Lompat ke konten Lompat ke sidebar Lompat ke footer

Ketentuan Melihat Hilal Ramadhan serta Kewajiban Berpuasa

Alfailmu.com - Rukyatul hilal atau melihat hilal merupakan salah satu hal yang menjadi sebab kewajiban puasa Ramadan. Artinya setiap orang yang melihat hilal wajib atas dirinya berpuasa, dan saat dia memberikan kesaksian serta diputuskan oleh hakim maka wajib atas semua muslim untuk berpuasa.

Ketentuan Melihat Hilal Ramadhan serta Kewajiban Berpuasa

Meskipun demikian, selain beberapa hal yang telah kami sebutkan pada artikel seelummya, ada beberapa ketentuan yang perlu diperhatikan dalam melihat hilal ini serta kewajiban berpuasa karenanya. Berikut keterangannya!

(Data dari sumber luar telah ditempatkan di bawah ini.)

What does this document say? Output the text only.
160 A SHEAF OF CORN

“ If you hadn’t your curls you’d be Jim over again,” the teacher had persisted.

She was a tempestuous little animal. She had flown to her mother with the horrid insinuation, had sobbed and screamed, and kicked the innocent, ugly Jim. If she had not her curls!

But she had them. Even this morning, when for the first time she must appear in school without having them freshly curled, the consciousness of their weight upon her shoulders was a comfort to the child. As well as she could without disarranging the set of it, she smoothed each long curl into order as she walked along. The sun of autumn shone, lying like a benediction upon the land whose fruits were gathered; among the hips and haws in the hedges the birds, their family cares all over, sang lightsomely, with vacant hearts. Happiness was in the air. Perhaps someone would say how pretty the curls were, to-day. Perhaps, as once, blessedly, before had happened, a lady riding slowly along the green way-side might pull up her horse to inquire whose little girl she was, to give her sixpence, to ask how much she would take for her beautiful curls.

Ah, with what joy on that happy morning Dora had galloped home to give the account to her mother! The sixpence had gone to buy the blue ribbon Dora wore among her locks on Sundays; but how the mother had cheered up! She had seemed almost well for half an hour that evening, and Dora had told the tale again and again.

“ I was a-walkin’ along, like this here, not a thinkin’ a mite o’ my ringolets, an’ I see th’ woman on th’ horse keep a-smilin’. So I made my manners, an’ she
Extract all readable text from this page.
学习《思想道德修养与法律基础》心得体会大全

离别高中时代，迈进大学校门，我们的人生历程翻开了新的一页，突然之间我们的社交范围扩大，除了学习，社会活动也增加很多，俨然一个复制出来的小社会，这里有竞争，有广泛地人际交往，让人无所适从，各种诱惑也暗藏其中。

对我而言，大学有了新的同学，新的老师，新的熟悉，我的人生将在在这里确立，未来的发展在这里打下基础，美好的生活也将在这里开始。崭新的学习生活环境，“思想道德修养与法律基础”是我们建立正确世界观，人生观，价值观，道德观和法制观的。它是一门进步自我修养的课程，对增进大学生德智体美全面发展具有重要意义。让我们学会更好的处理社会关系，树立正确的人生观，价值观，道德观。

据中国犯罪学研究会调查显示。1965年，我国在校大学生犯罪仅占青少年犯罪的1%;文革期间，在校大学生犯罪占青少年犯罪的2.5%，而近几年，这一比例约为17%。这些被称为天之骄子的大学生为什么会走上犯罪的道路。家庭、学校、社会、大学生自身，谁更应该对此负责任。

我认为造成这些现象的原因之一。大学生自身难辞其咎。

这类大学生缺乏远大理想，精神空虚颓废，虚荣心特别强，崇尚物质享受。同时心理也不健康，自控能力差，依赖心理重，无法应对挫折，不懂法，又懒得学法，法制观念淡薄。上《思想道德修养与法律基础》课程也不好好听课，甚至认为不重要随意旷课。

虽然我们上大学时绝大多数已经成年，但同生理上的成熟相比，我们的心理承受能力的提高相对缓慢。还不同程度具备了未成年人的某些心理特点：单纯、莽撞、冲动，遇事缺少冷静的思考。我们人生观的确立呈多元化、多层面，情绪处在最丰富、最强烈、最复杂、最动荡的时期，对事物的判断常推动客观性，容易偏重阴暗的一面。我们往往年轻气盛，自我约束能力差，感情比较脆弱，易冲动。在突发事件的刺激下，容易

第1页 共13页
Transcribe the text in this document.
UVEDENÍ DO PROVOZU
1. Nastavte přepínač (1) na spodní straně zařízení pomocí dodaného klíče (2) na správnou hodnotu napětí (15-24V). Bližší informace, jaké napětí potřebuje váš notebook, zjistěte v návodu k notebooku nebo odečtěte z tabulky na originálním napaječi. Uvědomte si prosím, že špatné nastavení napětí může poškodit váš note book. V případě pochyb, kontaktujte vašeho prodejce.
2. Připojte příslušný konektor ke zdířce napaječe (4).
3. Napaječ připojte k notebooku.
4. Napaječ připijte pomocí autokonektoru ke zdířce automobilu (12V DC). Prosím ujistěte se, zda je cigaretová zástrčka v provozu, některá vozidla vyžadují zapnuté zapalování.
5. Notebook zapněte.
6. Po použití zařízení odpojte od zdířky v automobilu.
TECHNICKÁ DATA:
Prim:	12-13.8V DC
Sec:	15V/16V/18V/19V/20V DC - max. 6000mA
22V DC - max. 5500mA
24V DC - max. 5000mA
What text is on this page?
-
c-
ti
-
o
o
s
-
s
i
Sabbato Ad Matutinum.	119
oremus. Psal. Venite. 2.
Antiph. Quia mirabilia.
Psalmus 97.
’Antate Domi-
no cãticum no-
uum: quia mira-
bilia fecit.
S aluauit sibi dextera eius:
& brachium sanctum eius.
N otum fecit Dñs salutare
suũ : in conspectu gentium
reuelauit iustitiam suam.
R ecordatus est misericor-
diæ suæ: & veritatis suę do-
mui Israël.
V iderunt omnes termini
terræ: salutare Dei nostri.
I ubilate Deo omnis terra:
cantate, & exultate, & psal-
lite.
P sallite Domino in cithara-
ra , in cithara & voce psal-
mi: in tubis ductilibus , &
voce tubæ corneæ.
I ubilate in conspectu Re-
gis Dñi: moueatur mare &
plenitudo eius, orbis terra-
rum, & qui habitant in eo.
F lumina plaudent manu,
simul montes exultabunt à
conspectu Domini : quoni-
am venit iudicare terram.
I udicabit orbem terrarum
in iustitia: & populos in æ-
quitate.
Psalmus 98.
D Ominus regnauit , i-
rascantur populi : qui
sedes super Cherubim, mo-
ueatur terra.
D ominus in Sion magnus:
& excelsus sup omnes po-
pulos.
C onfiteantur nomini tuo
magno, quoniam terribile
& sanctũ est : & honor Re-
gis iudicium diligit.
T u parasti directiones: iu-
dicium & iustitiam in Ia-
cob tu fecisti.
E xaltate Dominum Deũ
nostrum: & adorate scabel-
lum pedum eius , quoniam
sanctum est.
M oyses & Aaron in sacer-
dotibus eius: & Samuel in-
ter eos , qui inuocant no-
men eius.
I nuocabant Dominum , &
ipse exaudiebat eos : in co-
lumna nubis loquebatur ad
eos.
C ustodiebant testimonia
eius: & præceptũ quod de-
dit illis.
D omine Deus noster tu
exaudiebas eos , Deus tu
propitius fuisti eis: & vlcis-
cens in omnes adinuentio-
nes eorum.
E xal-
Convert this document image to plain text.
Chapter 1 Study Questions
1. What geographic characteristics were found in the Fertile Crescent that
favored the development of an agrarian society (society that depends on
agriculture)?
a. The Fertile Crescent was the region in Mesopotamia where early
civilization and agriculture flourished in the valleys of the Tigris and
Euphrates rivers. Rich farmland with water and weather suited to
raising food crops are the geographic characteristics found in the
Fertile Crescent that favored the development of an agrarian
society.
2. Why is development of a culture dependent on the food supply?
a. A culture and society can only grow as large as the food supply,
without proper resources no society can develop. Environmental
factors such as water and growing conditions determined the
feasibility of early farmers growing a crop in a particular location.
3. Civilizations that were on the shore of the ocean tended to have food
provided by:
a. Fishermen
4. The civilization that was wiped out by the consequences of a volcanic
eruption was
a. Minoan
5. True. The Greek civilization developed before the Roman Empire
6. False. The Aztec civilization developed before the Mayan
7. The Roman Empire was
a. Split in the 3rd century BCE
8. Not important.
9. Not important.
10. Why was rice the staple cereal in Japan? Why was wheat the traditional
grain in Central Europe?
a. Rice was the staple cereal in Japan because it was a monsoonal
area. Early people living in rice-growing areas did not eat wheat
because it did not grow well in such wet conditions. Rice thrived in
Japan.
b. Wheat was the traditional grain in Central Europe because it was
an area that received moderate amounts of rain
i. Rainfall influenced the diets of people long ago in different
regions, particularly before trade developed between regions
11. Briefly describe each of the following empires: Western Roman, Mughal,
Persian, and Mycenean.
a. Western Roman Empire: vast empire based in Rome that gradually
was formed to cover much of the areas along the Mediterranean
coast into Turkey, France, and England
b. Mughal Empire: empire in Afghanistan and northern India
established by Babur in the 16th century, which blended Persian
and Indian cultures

Tidak boleh menerima kesaksian rukyatul hilal dari ahli perbintangan

Salah satu yang mewajibkan puasa adalah adanya berita dari seseorang tentang munculmnya hilal Ramadan, dengan syarat orang tersebut dapat dipercaya. Dengan demikian, ketentuannya ialah berita rukyatul hilal dari Munjim (pakar perbintangan) tidak mewajibkan puasa Ramadhan, bahkan tidak boleh berpuasa bagi orang lain karena beritanya.

Munjim atau ahli perbintangan sendiri adalah orang yang menyakini meyakini bahwa awal bulan ditandai dengan munculnya bintang Falani.

Meskupun demikian, atas munjim sendiri tetap diwajibkan berpuasa dengan mengamalkan penglihatannya, begitu juga wajib bagi mereka yang mempercayainya. Sama hal dalam salat, saat ia meyakini telah masuk waktu, maka ia salat dengan mengamalkan kayakinannya.

Sebagaimana Munjim, berita dari si Hasib juga tidak diterima kesaksiannya dalam melihat hilal Ramadan. Hasib adalah orang yang menentukan awal bulan dengan berpegang pada hitunghan rotasi bulan.

Begitu juga tidak pengaruh tentang kewajiban berpuasa Ramadan dengan berita rukyatul hilal dari orang yang bermimpi mengetahui hilal. Misalnya seseorang berkata, “Rasulullah Saw mengabariku dalam mimpi bahwa malam ini adalah awal Ramadan.”

Berita tentang datangnya awal Ramadan dari orang bermimpi tadi tidak berpengaruh terhadap kewajiban berpuasa karena tidak adanya ukuran/patokan dari si pemimpi pada melihat hilal, bukan karena meragukan mimpinya.

Hilal di daerah tertentu juga hilal bagi daerah di sekitarnya

Masalah yang serding terjadi dalam melihat hilal adalah tidak meeratanya muncul hilal di semua daerah, sebagian daerah terlihat hilal, sementara daerah yang lain tidak. Dengan begitu ketentuannya adalah saat terlihat hilal di satu daerah, maka hukum terlihatnya hilal juga berlaku untuk daerah yang berdekatan dengannya.

Menurut para ulama ahli falak, kedekatan antara dua daerah ini bisa dilihat dari samanya tempat terbit dan terbenamnya matahari dan bulan seandainya keduanya terbit dan terbenam di waktu yang bersamaan.

Sementara menurut para fuqaha (Ulama Fiqih), kedekatan dua derah dilihat dari jarak keduanya yang tidak melebihi 24 farsakh (128 Km, dengan perhitungan 1 farsakh = -+ 8 Km) terhitung dari segala pejuru. 

Kewajiban puasa dengan hilal di masing-masing daerah

Ketentuan terakhir dari hilal adalah berlakunya Kewajiban puasa dengan hilal di masing-masing daearah. Seandainya seseorang dari daerah A yang sudah terlihat hilal Syawal (Hari Raya) pergi ke daerah B yang jauh dari dearah asalnya.

Di daerah B, ia melihat orang-orang di saana masih berpuasa hari terakhir Ramadan, sementara di tempat asalnya A sudah berhari raya Idul Fitri, maka ia wajib berpuasa lagi sekalipun puasanya telah penuh 30 hari karena ia telah menjadi bagian dari daerah tersebut dalam puasanya.

Hal serupa juga berlaku sebaliknya, saat seseorang dari daerah A masih berpuasa di akhir Ramadan pergi ke daerah B yang sudah terlihat hilal Syawal, maka ia berhari raya bersama penduduk daerah B, dan ia mengqadha satu hari yang kurang bila puasanya baru 28 hari, tetapi bila ia sudah berpuasa 29 hari di tempat asalnya (wilayah A), maka tidak perlunya mengqadhanya lagi.